Deepening Industrial Synergy: From Single-Point Breakthroughs to End-to-End Ecosystem Closure
Behind these three phenomena lies the rapid closure of China’s domestic AI computing-power ecosystem. Cambricon’s MLU series chips have been integrated with leading large models—including Baidu’s ERNIE and Alibaba’s Tongyi—and deployed at scale across multiple intelligent computing centers nationwide. Within the STAR 50, equipment manufacturers and foundries are deeply aligned: NAURA’s etching tools have achieved over 95% validation pass rates on SMIC production lines, accelerating domestic equipment adoption. Meanwhile, improved profitability from mature-node price hikes is feeding back into wafer fabs’ procurement of more equipment and talent investment. Equally significant is policy coordination: China’s National Medical Products Administration recently issued guidance principles for classifying brain–computer interface medical devices—a niche domain, yet one signaling accelerated regulatory compliance for vertical AI applications (e.g., AI+healthcare), thereby expanding end-use scenarios for AI chips. Ministry of Finance data reveals that profits of state-owned enterprises rose 3.5% year-on-year—even as total revenue edged down slightly—highlighting tangible quality-and-efficiency gains, with integrated circuit manufacturing and R&D contributing notably.

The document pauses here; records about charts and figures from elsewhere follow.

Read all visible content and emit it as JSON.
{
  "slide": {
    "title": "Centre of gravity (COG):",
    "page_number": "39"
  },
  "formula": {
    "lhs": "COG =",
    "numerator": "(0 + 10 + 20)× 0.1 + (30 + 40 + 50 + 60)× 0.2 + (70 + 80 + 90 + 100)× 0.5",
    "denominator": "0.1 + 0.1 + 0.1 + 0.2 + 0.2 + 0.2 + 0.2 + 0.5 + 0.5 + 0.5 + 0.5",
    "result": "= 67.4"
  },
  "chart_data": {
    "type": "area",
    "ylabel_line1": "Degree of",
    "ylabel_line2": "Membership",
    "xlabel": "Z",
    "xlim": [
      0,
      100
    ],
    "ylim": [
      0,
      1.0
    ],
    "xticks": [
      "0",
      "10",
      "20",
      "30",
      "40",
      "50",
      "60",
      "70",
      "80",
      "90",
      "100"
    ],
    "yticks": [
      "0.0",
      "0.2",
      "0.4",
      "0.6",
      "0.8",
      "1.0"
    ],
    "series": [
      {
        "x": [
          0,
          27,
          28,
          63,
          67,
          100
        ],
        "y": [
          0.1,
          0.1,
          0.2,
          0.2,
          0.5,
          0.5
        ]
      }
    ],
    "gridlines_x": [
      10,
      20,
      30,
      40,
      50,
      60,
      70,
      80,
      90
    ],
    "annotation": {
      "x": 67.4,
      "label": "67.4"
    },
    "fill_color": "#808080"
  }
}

The eruption of the AI computing-power industry chain is, at its core, a systemic upgrade jointly driven by technological breakthroughs, market selection, and policy guidance. Cambricon’s trillion-yuan market cap is not an endpoint—but rather the starting point for domestic computing power to evolve from “functionally usable” to “highly reliable” and “trusted for mission-critical use.” The STAR 50’s leadership is not speculative froth—but rational, value-driven capital reallocation toward hard-tech’s demonstrable fundamentals. And mature-node price hikes extending through 2027 are not transient noise—but the opening chapter of a fundamental reshaping of global semiconductor division of labor. As computing power becomes the new “water, electricity, and coal” of the digital age, China’s industrial chain stands at a historic inflection point: shifting from scale advantage to value leadership. The true test lies not in peak market valuations—but in how effectively that trillion-yuan valuation solidifies into a self-reinforcing, continuously evolving technological moat; how that 26% rally translates into tangible, scalable industrial momentum; and how every pricing cycle strengthens the foundational bedrock of domestic substitution.